I also think the enormous number of lobbyists constantly pressuring legislators at the state Capitol interferes with the sacred connection between the public and their representatives. During a typical legislative session, approximately 500 to 600 lobbyists are registered to influence state lawmakers, our reporters have found, which means there are roughly five lobbyists for every legislator.

Interestingly, the brand-new transparency proposal aimed at the state ballot is an incredibly bipartisan effort, which includes such strange bedfellows as the conservative Independence Institute and the liberal League of Women Voters. The diverse alliance also brings together the Colorado Freedom of Information Coalition, Colorado Common Cause, the Colorado Broadcasters Association, the Colorado Press Association and the American Civil Liberties Union of Colorado.
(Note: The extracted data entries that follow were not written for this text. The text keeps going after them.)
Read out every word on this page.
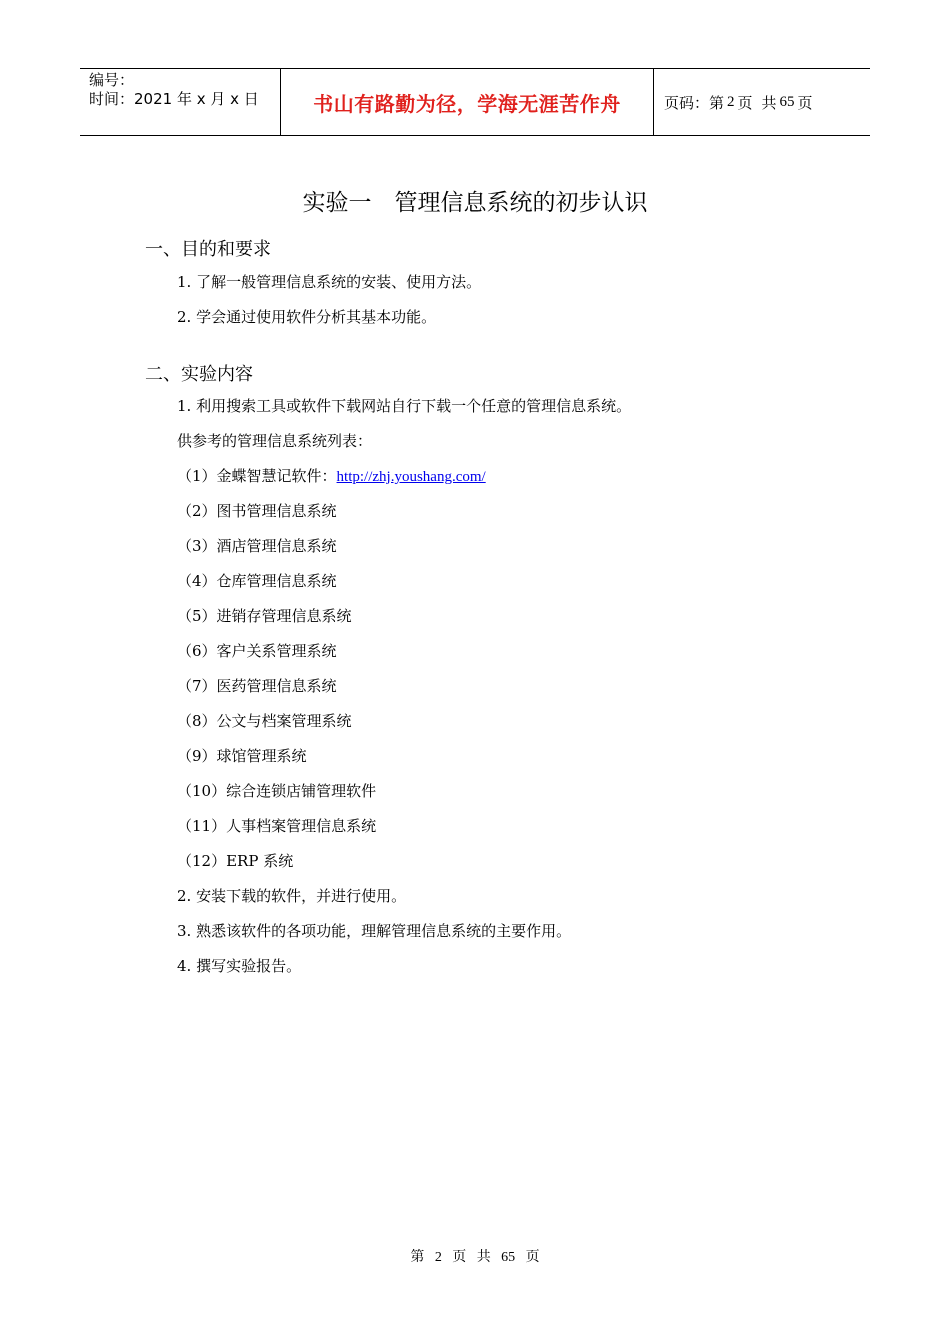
编号：
时间：2021 年 x 月 x 日	书山有路勤为径，学海无涯苦作舟	页码：第 2 页 共 65 页
实验一　管理信息系统的初步认识
一、目的和要求
1. 了解一般管理信息系统的安装、使用方法。
2. 学会通过使用软件分析其基本功能。
二、实验内容
1. 利用搜索工具或软件下载网站自行下载一个任意的管理信息系统。
供参考的管理信息系统列表：
（1）金蝶智慧记软件：http://zhj.youshang.com/
（2）图书管理信息系统
（3）酒店管理信息系统
（4）仓库管理信息系统
（5）进销存管理信息系统
（6）客户关系管理系统
（7）医药管理信息系统
（8）公文与档案管理系统
（9）球馆管理系统
（10）综合连锁店铺管理软件
（11）人事档案管理信息系统
（12）ERP 系统
2. 安装下载的软件，并进行使用。
3. 熟悉该软件的各项功能，理解管理信息系统的主要作用。
4. 撰写实验报告。
第 2 页 共 65 页
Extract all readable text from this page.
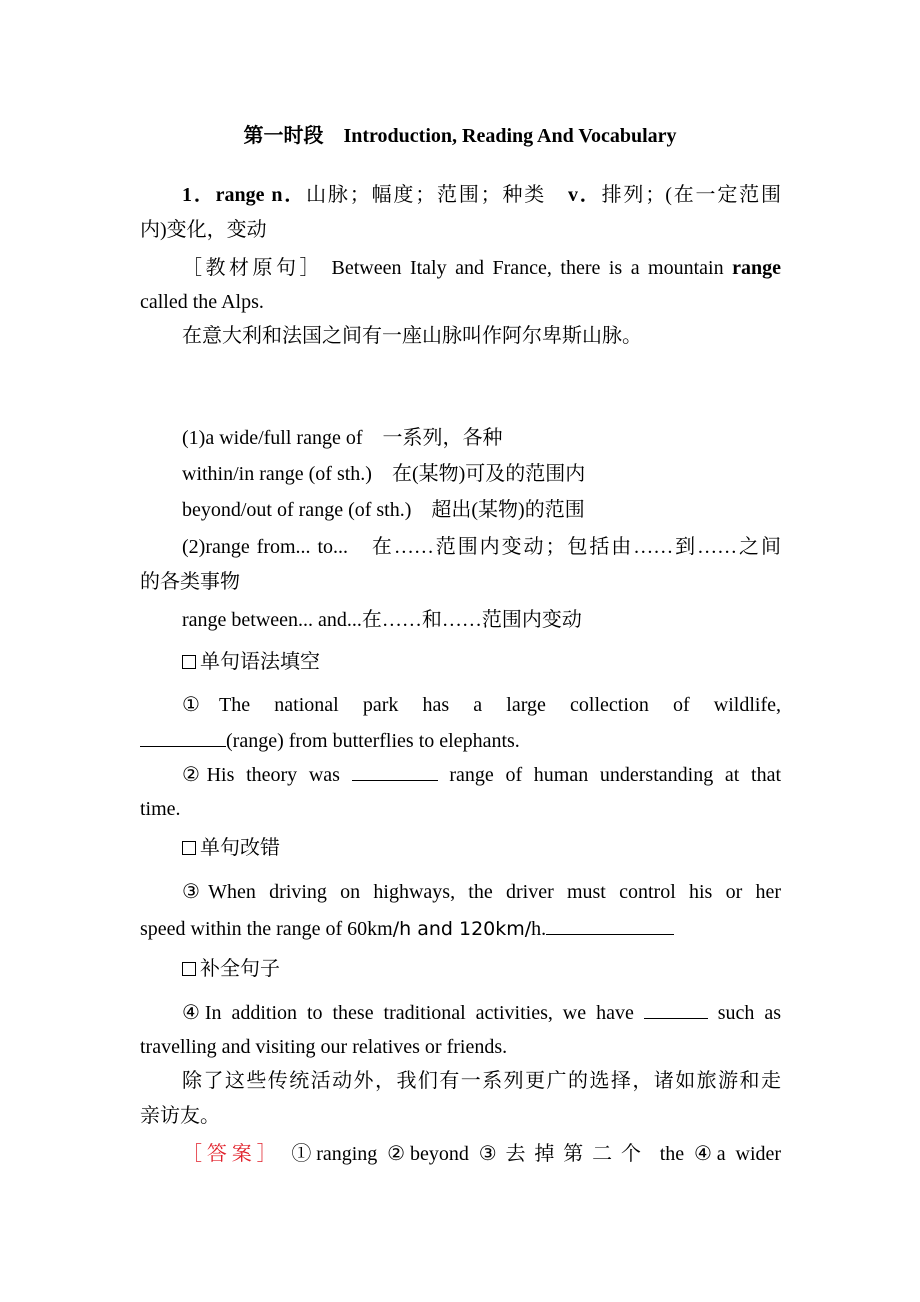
第一时段　Introduction, Reading And Vocabulary
1．range n．山脉；幅度；范围；种类　v．排列；(在一定范围
内)变化，变动
［教材原句］ Between Italy and France, there is a mountain range
called the Alps.
在意大利和法国之间有一座山脉叫作阿尔卑斯山脉。
(1)a wide/full range of　一系列，各种
within/in range (of sth.)　在(某物)可及的范围内
beyond/out of range (of sth.)　超出(某物)的范围
(2)range from... to...　在……范围内变动；包括由……到……之间
的各类事物
range between... and...在……和……范围内变动
单句语法填空
①The national park has a large collection of wildlife,
(range) from butterflies to elephants.
②His theory was	range of human understanding at that
time.
单句改错
③When driving on highways, the driver must control his or her
speed within the range of 60km/h and 120km/h.
补全句子
④In addition to these traditional activities, we have	such as
travelling and visiting our relatives or friends.
除了这些传统活动外，我们有一系列更广的选择，诸如旅游和走
亲访友。
［答案］ ①ranging ②beyond ③去掉第二个 the ④a wider
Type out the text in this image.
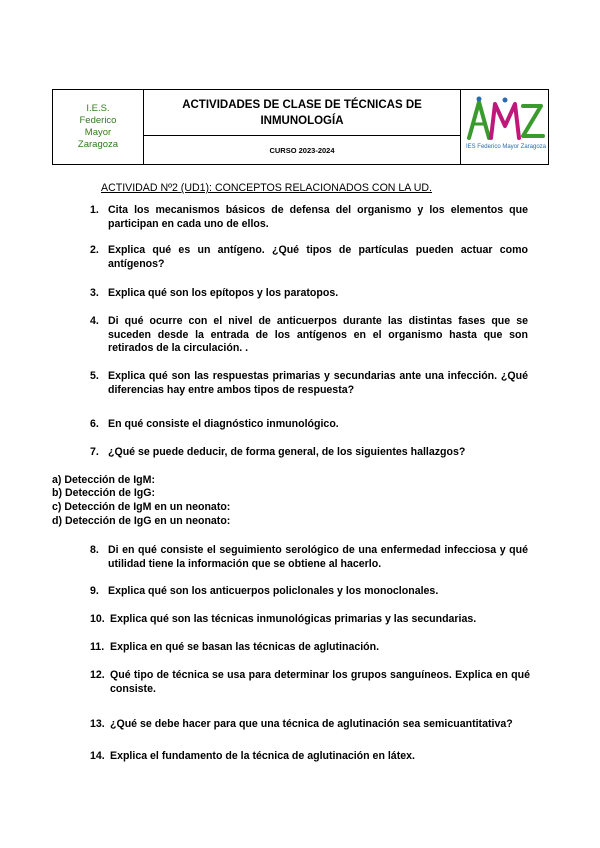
I.E.S.
Federico
Mayor
Zaragoza
ACTIVIDADES DE CLASE DE TÉCNICAS DE
INMUNOLOGÍA
CURSO 2023-2024	IES Federico Mayor Zaragoza
ACTIVIDAD Nº2 (UD1): CONCEPTOS RELACIONADOS CON LA UD.
1. Cita los mecanismos básicos de defensa del organismo y los elementos que participan en cada uno de ellos.
2. Explica qué es un antígeno. ¿Qué tipos de partículas pueden actuar como antígenos?
3. Explica qué son los epítopos y los paratopos.
4. Di qué ocurre con el nivel de anticuerpos durante las distintas fases que se suceden desde la entrada de los antígenos en el organismo hasta que son retirados de la circulación. .
5. Explica qué son las respuestas primarias y secundarias ante una infección. ¿Qué diferencias hay entre ambos tipos de respuesta?
6. En qué consiste el diagnóstico inmunológico.
7. ¿Qué se puede deducir, de forma general, de los siguientes hallazgos?
a) Detección de IgM:
b) Detección de IgG:
c) Detección de IgM en un neonato:
d) Detección de IgG en un neonato:
8. Di en qué consiste el seguimiento serológico de una enfermedad infecciosa y qué utilidad tiene la información que se obtiene al hacerlo.
9. Explica qué son los anticuerpos policlonales y los monoclonales.
10. Explica qué son las técnicas inmunológicas primarias y las secundarias.
11. Explica en qué se basan las técnicas de aglutinación.
12. Qué tipo de técnica se usa para determinar los grupos sanguíneos. Explica en qué consiste.
13. ¿Qué se debe hacer para que una técnica de aglutinación sea semicuantitativa?
14. Explica el fundamento de la técnica de aglutinación en látex.
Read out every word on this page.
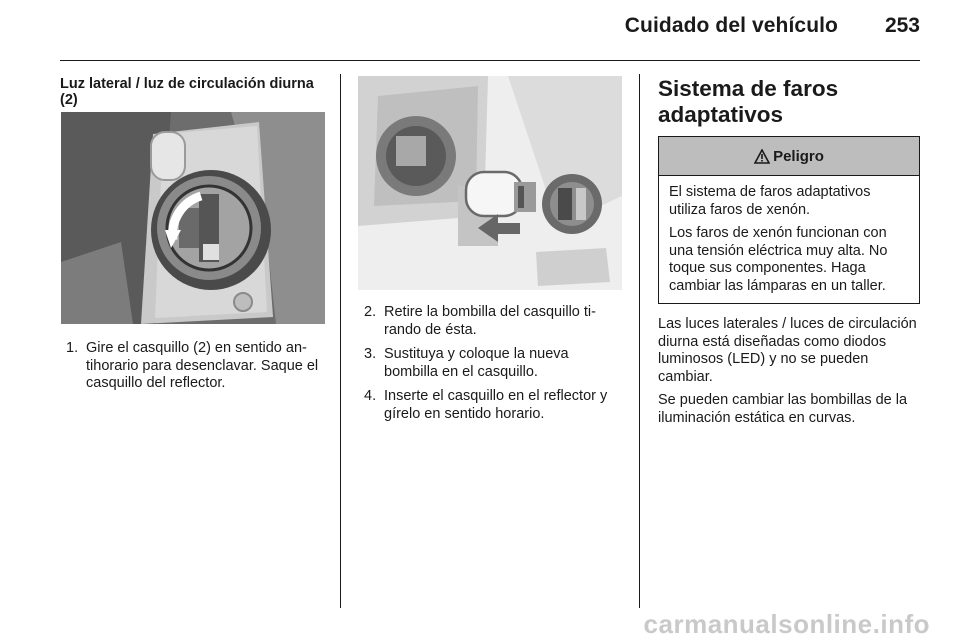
Cuidado del vehículo 253
Luz lateral / luz de circulación diurna (2)
1. Gire el casquillo (2) en sentido antihorario para desenclavar. Saque el casquillo del reflector.
2. Retire la bombilla del casquillo tirando de ésta.
3. Sustituya y coloque la nueva bombilla en el casquillo.
4. Inserte el casquillo en el reflector y gírelo en sentido horario.
Sistema de faros adaptativos
Peligro

El sistema de faros adaptativos utiliza faros de xenón.

Los faros de xenón funcionan con una tensión eléctrica muy alta. No toque sus componentes. Haga cambiar las lámparas en un taller.

Las luces laterales / luces de circulación diurna está diseñadas como diodos luminosos (LED) y no se pueden cambiar.

Se pueden cambiar las bombillas de la iluminación estática en curvas.

carmanualsonline.info
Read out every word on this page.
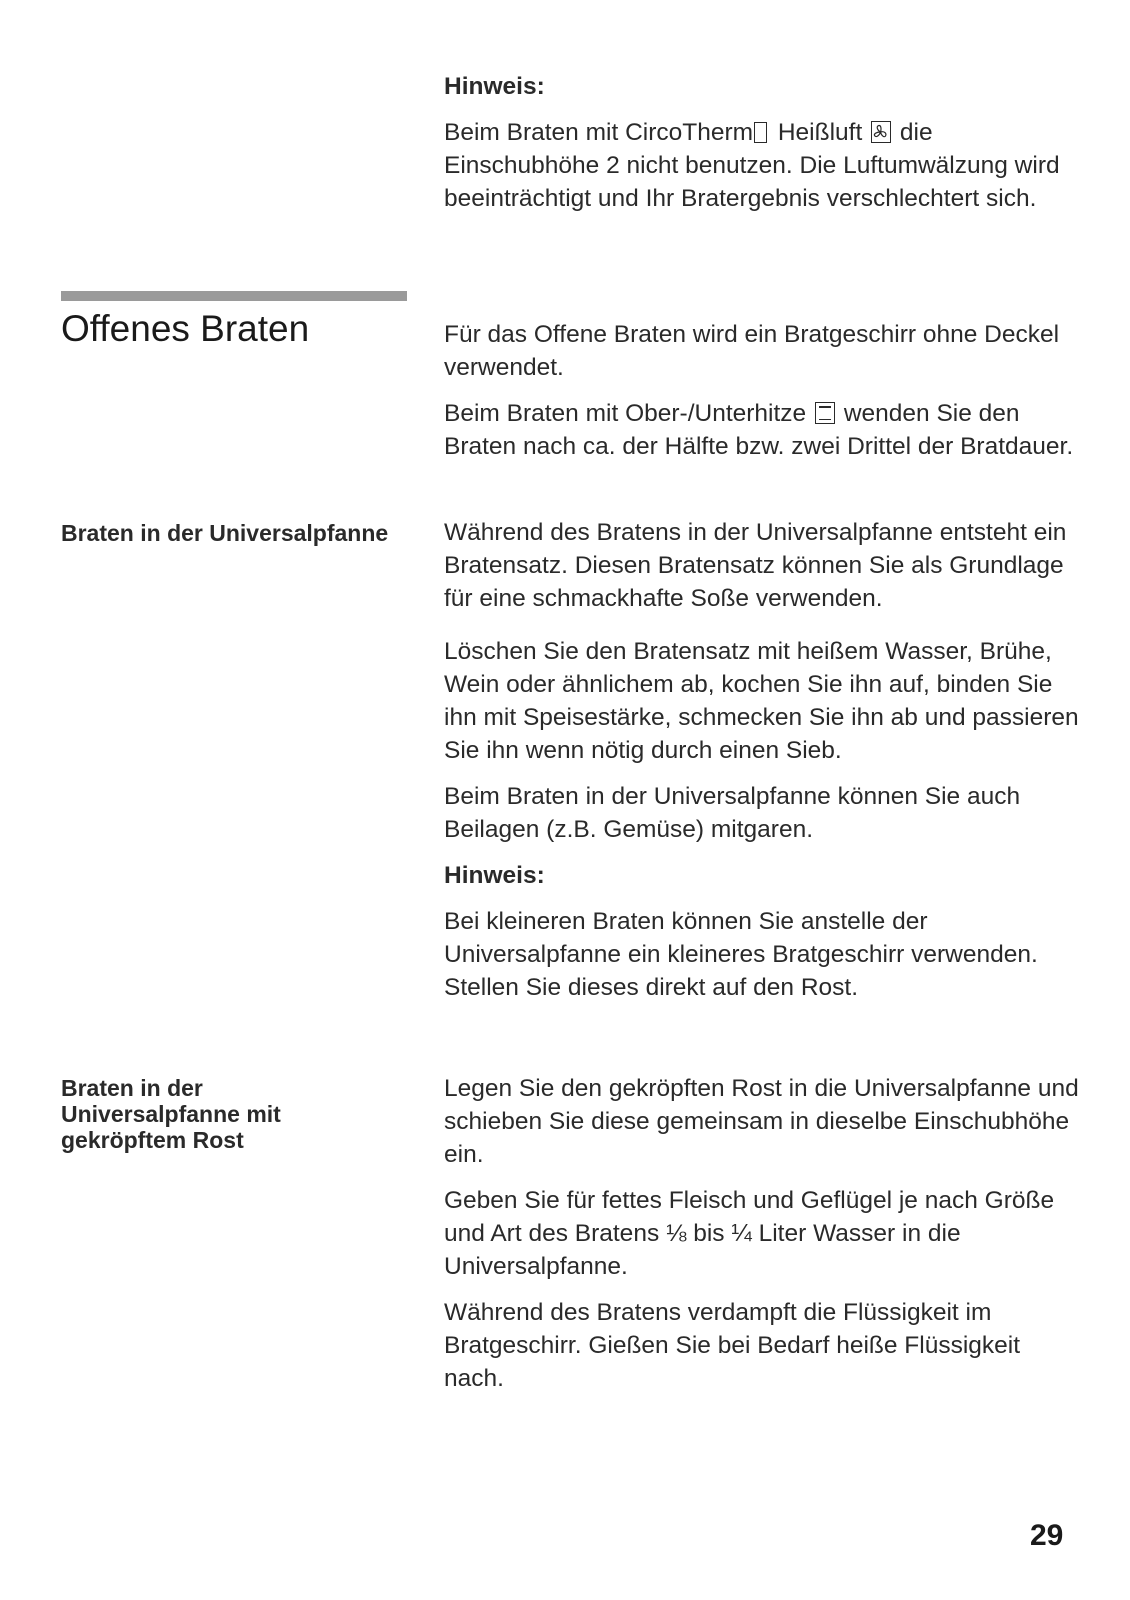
Hinweis:

Beim Braten mit CircoTherm Heißluft die Einschubhöhe 2 nicht benutzen. Die Luftumwälzung wird beeinträchtigt und Ihr Bratergebnis verschlechtert sich.

Offenes Braten	Für das Offene Braten wird ein Bratgeschirr ohne Deckel verwendet.

Beim Braten mit Ober-/Unterhitze wenden Sie den Braten nach ca. der Hälfte bzw. zwei Drittel der Bratdauer.

Braten in der Universalpfanne	Während des Bratens in der Universalpfanne entsteht ein Bratensatz. Diesen Bratensatz können Sie als Grundlage für eine schmackhafte Soße verwenden.

Löschen Sie den Bratensatz mit heißem Wasser, Brühe, Wein oder ähnlichem ab, kochen Sie ihn auf, binden Sie ihn mit Speisestärke, schmecken Sie ihn ab und passieren Sie ihn wenn nötig durch einen Sieb.

Beim Braten in der Universalpfanne können Sie auch Beilagen (z.B. Gemüse) mitgaren.

Hinweis:

Bei kleineren Braten können Sie anstelle der Universalpfanne ein kleineres Bratgeschirr verwenden. Stellen Sie dieses direkt auf den Rost.

Braten in der Universalpfanne mit gekröpftem Rost

Legen Sie den gekröpften Rost in die Universalpfanne und schieben Sie diese gemeinsam in dieselbe Einschubhöhe ein.

Geben Sie für fettes Fleisch und Geflügel je nach Größe und Art des Bratens ⅛ bis ¼ Liter Wasser in die Universalpfanne.

Während des Bratens verdampft die Flüssigkeit im Bratgeschirr. Gießen Sie bei Bedarf heiße Flüssigkeit nach.

29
“It’s either wildly encouraging or scary that the breadth of this coalition is truly ideologically opposed in every way, yet everyone sees the same danger,” Caldara told our reporter.

The proposal amends Article II of the state Constitution — the Bill of Rights. It declares that “because all political power is vested in and derived from the people, and by right all government originates from the people … the people have a fundamental right to know the affairs of all levels of state and local government.”

And because the General Assembly and other governing bodies and officials in Colorado “have increasingly infringed on the fundamental right to know,” the ballot initiative seeks to forever guarantee access to public proceedings and public records.

In the meantime, I’d urge you to reach out to your representative as soon as possible and remind them emphatically that they work for you.

And then this fall, you’ll get a chance to etch transparency more permanently into the state Constitution. My guess is the initiative will pass with flying colors.

The public, it seems, will have the last word after all.